Aquilo que fazemos com nossa atenção é de grande interesse para Deus. Muito antes da era da mídia trazer com ela mudanças profundas no modo como reproduzimos e multiplicamos páginas através da imprensa, e muito antes das manchetes (e notícias falsas) apitarem e aparecerem em nossos smartphones, Deus estava interessado com o nosso foco.
Atenção evangélica
Fidelidade evangélica está ligada à atenção. Em oitenta passagens na Bíblia, o povo de Deus é chamado a ouvir, a linguagem da urgência da atenção.
Especificamente:
- Precisamos colocar a palavra de Deus diante de nossas mentes o tempo todo, em todas as circunstâncias (Deuteronômio 6.4-9; 11.18-19).
- Precisamos priorizar nossos dias com o propósito de não viver de forma distraída (1 Coríntios 7:35).
- Não devemos permitir que nossa vida ocupada nos consuma (Lucas 10.38-42).
- Nunca devemos permitir que trivilalidades desse mundo nos levem a negligenciar as riquezas do evangelho (Mateus 13.22-23).
- Devemos ser vigilantes (1 Coríntios 16.13).
- Devemos ser sóbrios (Tito 2.2, 1 Pedro 1.13; 4.7; 5.8).
- Devemos permanecer eternamente alertas (Apocalipse 3.2-3; 16.15).
Em todas essas áreas, e outras, Deus nos chama a cuidar de nossa atenção.
Bem-vindo a economia da atenção
Diante da iminência da volta de Cristo, historicamente, a igreja desfrutou de uma parte considerável do mercado da atenção. Mas agora esse domínio claramente chegou ao fim, como o professor de direito e especialista em tecnologia Tim Wu explica em seu novo livro, “Comerciantes da Atenção: A épica corrida desenfreada para entrar em nosssas mentes” [The Attention Merchants: The Epic Scramble to Get Inside Our Heads (2016)]
“Para deixar claro, não é que antes do século XX todos estavam andando por aí pensando em Deus todo o tempo.

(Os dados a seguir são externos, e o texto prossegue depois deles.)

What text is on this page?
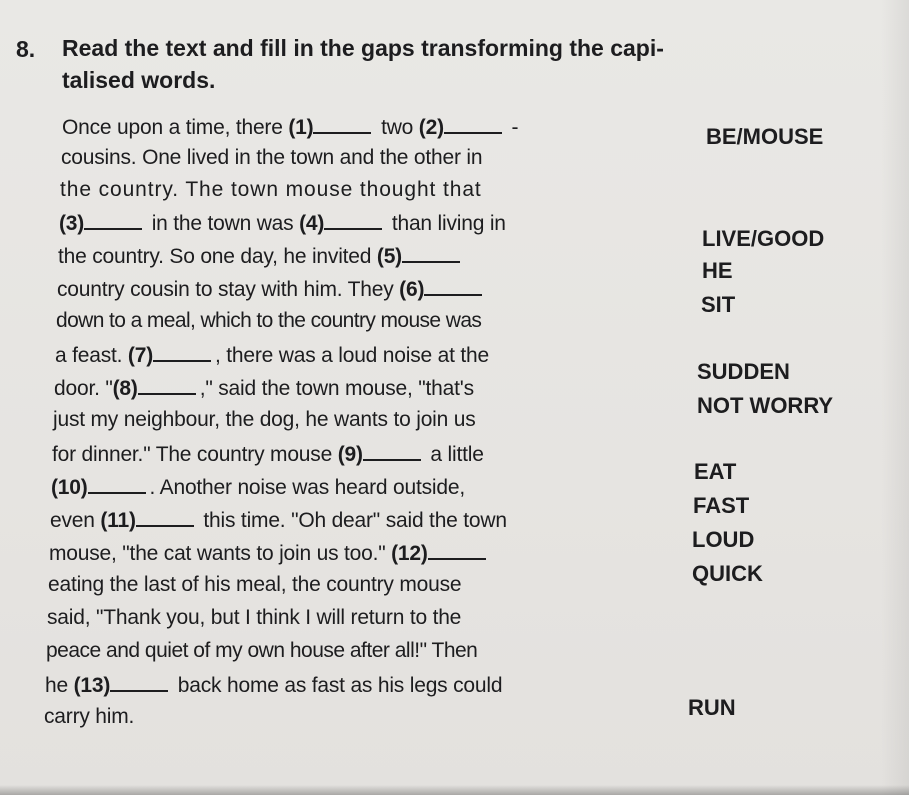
8. Read the text and fill in the gaps transforming the capi-
talised words.
Once upon a time, there (1)	two (2)	-
cousins. One lived in the town and the other in
the country. The town mouse thought that
(3)	in the town was (4)	than living in
the country. So one day, he invited (5)
country cousin to stay with him. They (6)
down to a meal, which to the country mouse was
a feast. (7)	, there was a loud noise at the
door. "(8)	," said the town mouse, "that's
just my neighbour, the dog, he wants to join us
for dinner." The country mouse (9)	a little
(10)	. Another noise was heard outside,
even (11)	this time. "Oh dear" said the town
mouse, "the cat wants to join us too." (12)
eating the last of his meal, the country mouse
said, "Thank you, but I think I will return to the
peace and quiet of my own house after all!" Then
he (13)	back home as fast as his legs could
carry him.
BE/MOUSE
LIVE/GOOD
HE
SIT
SUDDEN
NOT WORRY
EAT
FAST
LOUD
QUICK
RUN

Mas apesar disso, a Igreja era a única instituição cuja missão dependia de atrair atenção; e através de suas atividades diárias e semanais, assim como seu papel, por vezes, central na educação, foi exatamente isso que ela conseguiu fazer. Durante o surgimento das “indústrias da atenção”, então, a religião ainda era, em um sentido bem real, a operação necessária, o único empreendimento humano de larga escala projetado para capturar atenção e usá-la. Mas ao longo do século XX, a religião organizada, que tinha sido inundada com as dúvidas levantadas pelo Iluminismo, se mostraria vunerável a outras demandas por atenção e usos dela.
Apesar da promesa de vida eternal, a fé no Ocidente declinou e continua a declinar, e nunca tão rápido quanto tem sido no século XXI. Oferecendo novos consolos e seus próprios deuses estranhos, os rivais comerciais pela atenção humana certamente estão relacionados a esse declínio.

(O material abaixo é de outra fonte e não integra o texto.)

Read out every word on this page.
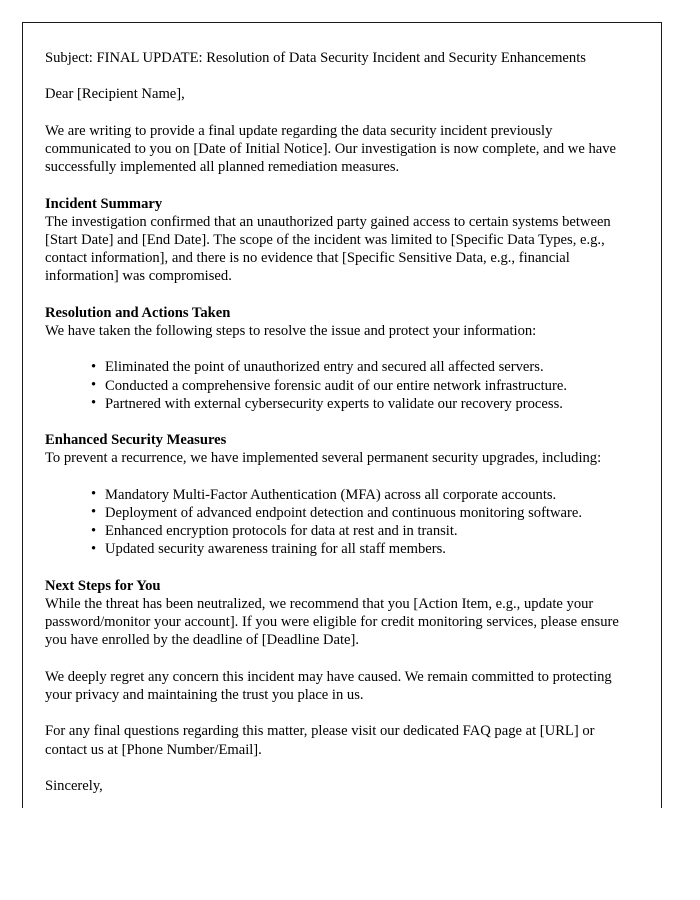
Subject: FINAL UPDATE: Resolution of Data Security Incident and Security Enhancements

Dear [Recipient Name],

We are writing to provide a final update regarding the data security incident previously communicated to you on [Date of Initial Notice]. Our investigation is now complete, and we have successfully implemented all planned remediation measures.

Incident Summary

The investigation confirmed that an unauthorized party gained access to certain systems between [Start Date] and [End Date]. The scope of the incident was limited to [Specific Data Types, e.g., contact information], and there is no evidence that [Specific Sensitive Data, e.g., financial information] was compromised.

Resolution and Actions Taken

We have taken the following steps to resolve the issue and protect your information:

• Eliminated the point of unauthorized entry and secured all affected servers.
• Conducted a comprehensive forensic audit of our entire network infrastructure.
• Partnered with external cybersecurity experts to validate our recovery process.

Enhanced Security Measures

To prevent a recurrence, we have implemented several permanent security upgrades, including:

• Mandatory Multi-Factor Authentication (MFA) across all corporate accounts.
• Deployment of advanced endpoint detection and continuous monitoring software.
• Enhanced encryption protocols for data at rest and in transit.
• Updated security awareness training for all staff members.

Next Steps for You

While the threat has been neutralized, we recommend that you [Action Item, e.g., update your password/monitor your account]. If you were eligible for credit monitoring services, please ensure you have enrolled by the deadline of [Deadline Date].

We deeply regret any concern this incident may have caused. We remain committed to protecting your privacy and maintaining the trust you place in us.

For any final questions regarding this matter, please visit our dedicated FAQ page at [URL] or contact us at [Phone Number/Email].

Sincerely,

Atenção, no final das contas, é um jogo de soma zero”.[1]
É no ato de prender a atenção que os lucros corporativos são ganhos, o que explica porque comerciais são tão potentes. Produtos precisam de tempo cintilando em pixels diante de nossos olhos. Essa monetização do olhar deu início ao que agora é chamado de “economia da atenção”, comandada pelos “comerciantes da atenção”. O objetivo do jogo é o lucro através do ato de prender nossa atenção. Portanto, a competição por nossos olhares – e a competição por nossas carteiras – é acirrada.
Por favor, posso ter sua atenção?
Wu afirma algo importante, talvez levemente exagerado.
Primeiro, Jesus foi claro em advertir o primeiro século a guardar a si mesmos de um desejo consumidor por riqueza. Amor ao dinheiro é uma idolatria corrosiva e um direcionamento errado da atenção para longe do coração do evangelho (Mateus 13.22). Nossa eterna atenção tem sempre fugido para coisas mundanas. Assim sendo, a igreja nunca teve exclusividade no mercado da atenção humana. Mas a observação de Wu é importante de se perceber, especialmente a medida que ele traça o caminho dos magnatas “comerciantes da atenção” que monetizam a impressa, o rádio, a televisão e eventualmente o smartphone. Eles competem contra o evangelho pelo olhar humano. Mas, uma vez que a atenção humana – apesar de todos os seus propósitos gloriosos – é um recurso finito, teoricamente, nossa atenção é um jogo de soma zero.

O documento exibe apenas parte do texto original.